Lan Wangji doesn’t look, but he does understand. He does not, entirely, disagree. But there is no room for nuance in Yiling Laozu’s judgment. No room for hope.
"You do not know them."
"You do not know them. And you do not know me." Yiling Laozu’s voice quivers over the last word. Only barely. A string that breaks upon stilling the final note.
Lan Wangji narrows his eyes. "You came here tonight, not to mock us, but to weigh us. And we almost changed your mind. We defied your expectations as you defied ours."
"What is it you think you know, young Lan?"
He bristles. That’s the third time Yiling Laozu has called him “young” and he hates it. He hates it viscerally even as he recognizes the disparity between them. He is likely painfully young to Yiling Laozu. But he is not a child to be dismissed as such. To be lied to. You do not know me.
"You want to help us. You want Wen Ruohan gone, just as we do."
"No.”
Lan Wangji almost staggers at the certainty in the word. He blinks. But he is sure. He is not misreading this. So he sets his jaw and raises an eyebrow, challenging the Dread Immortal.
The immortal who returns Lan Wangji’s challenge with an eyebrow raise of his own. “I want him gone, sure, but not to assume his place,” his chin juts toward Jin Guangshan. Then toward Nie Mingjue and Jiang Wanyin, “Not to kill the terror from the north. Not for revenge. And not, young Lan, because it is right."
Young Lan.
They are standing even closer now.

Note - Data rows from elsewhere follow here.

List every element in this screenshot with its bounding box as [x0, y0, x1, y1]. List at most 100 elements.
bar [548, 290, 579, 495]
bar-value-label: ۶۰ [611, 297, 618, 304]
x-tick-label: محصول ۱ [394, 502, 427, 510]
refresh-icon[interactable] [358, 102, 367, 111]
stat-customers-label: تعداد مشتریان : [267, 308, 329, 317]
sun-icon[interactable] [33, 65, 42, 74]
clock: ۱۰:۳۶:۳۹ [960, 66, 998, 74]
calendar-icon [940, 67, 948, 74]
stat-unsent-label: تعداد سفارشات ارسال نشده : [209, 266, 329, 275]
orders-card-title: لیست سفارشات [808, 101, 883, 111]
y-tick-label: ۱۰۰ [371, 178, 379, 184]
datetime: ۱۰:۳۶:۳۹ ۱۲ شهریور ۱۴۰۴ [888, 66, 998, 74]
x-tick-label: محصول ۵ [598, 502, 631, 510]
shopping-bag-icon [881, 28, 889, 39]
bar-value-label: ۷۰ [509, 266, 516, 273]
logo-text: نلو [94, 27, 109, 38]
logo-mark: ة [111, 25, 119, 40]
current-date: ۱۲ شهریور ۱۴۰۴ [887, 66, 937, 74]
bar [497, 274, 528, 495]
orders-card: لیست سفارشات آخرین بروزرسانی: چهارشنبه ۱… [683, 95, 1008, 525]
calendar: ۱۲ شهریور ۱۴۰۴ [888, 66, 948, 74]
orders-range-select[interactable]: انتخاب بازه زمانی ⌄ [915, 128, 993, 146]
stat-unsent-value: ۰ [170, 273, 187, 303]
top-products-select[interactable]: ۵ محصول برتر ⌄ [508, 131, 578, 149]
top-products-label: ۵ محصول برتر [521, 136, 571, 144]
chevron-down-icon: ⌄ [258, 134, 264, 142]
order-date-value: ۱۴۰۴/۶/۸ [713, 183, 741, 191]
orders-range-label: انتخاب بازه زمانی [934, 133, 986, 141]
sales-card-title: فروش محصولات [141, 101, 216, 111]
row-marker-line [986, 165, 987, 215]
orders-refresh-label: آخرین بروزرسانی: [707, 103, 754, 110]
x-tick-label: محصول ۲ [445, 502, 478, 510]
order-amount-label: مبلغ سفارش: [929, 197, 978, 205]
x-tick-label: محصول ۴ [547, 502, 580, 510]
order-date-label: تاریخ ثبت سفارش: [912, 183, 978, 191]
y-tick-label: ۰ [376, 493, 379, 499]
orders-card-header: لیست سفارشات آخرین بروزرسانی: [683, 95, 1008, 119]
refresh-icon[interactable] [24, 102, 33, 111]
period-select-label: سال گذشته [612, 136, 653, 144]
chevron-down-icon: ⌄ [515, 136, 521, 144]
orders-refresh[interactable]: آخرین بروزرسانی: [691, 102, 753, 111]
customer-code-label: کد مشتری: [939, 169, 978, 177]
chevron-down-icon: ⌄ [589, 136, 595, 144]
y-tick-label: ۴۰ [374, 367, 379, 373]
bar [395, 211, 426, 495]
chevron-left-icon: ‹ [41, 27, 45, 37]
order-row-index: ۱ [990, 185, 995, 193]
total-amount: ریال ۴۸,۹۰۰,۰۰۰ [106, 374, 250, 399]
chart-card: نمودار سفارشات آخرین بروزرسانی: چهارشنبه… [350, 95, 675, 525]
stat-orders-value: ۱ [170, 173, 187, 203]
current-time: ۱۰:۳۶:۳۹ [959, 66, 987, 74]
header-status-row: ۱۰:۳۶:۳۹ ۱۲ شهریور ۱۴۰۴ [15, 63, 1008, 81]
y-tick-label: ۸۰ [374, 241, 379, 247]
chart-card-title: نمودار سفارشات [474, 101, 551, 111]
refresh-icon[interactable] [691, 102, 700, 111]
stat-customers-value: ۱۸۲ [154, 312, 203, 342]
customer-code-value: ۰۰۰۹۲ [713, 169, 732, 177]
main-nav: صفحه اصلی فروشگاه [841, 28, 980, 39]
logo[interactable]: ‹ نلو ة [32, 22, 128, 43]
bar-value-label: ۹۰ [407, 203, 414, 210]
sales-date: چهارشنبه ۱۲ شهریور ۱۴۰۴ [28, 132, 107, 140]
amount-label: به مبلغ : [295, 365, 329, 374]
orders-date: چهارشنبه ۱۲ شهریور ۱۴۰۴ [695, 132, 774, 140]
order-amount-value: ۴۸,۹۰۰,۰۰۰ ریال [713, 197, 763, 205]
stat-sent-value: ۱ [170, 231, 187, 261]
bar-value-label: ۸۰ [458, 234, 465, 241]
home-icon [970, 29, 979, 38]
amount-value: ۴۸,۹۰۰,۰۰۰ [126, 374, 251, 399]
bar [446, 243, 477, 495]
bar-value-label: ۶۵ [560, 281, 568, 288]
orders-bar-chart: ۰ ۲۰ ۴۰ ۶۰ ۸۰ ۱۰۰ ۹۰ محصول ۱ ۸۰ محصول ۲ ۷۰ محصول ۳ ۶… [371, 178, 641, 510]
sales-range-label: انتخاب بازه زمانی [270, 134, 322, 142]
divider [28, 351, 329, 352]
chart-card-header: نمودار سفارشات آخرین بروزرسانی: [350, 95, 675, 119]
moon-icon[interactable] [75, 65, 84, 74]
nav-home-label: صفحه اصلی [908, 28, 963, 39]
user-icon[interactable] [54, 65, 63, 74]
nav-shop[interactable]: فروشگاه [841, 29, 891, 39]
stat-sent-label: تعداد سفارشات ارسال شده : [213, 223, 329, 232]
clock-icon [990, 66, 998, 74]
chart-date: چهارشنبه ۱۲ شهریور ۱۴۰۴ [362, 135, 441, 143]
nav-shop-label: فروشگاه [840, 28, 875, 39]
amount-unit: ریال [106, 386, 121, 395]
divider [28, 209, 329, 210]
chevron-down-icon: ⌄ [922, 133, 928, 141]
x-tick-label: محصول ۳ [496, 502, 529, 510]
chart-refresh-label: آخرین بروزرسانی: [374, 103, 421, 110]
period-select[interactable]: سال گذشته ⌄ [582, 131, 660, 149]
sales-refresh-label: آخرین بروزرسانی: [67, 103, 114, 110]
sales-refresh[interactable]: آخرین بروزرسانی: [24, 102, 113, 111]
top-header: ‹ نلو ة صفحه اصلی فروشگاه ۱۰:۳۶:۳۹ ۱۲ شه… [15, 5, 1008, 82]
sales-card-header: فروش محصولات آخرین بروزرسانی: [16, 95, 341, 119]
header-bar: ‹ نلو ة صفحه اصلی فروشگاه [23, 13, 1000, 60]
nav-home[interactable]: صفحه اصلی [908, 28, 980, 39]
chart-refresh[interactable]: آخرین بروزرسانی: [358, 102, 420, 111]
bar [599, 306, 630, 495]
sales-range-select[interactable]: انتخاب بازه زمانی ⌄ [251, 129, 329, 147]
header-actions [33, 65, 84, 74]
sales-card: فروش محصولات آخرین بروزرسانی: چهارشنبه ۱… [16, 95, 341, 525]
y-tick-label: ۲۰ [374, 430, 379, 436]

Lan Wangji thinks he might be able to feel Yiling Laozu’s breath on his face. He might be beneath the arch of his towering, black wings.
"If you do nothing, he will come for Yiling just as you believe we will."
"If I do nothing, that is likely true."
"So you will do something?"
Something softens around Yiling Laozu’s eyes. The red of them dims just enough that Lan Wangji can see the hint of an iris inside, likely only because they are standing so close. The corner of Yiling Laozu’s mouth ticks up -- a tiny smile, different from all the others he’s worn tonight. Lan Wangji’s breath catches in his throat.
"Yes,” Yiling Laozu whispers, and it sounds like it’s a concession to even say it. “But not for you."
There is a sound like a thousand wings flapping inside of a cave and the world goes black.
When Lan Wangji opens his eyes again, Yiling Laozu is gone.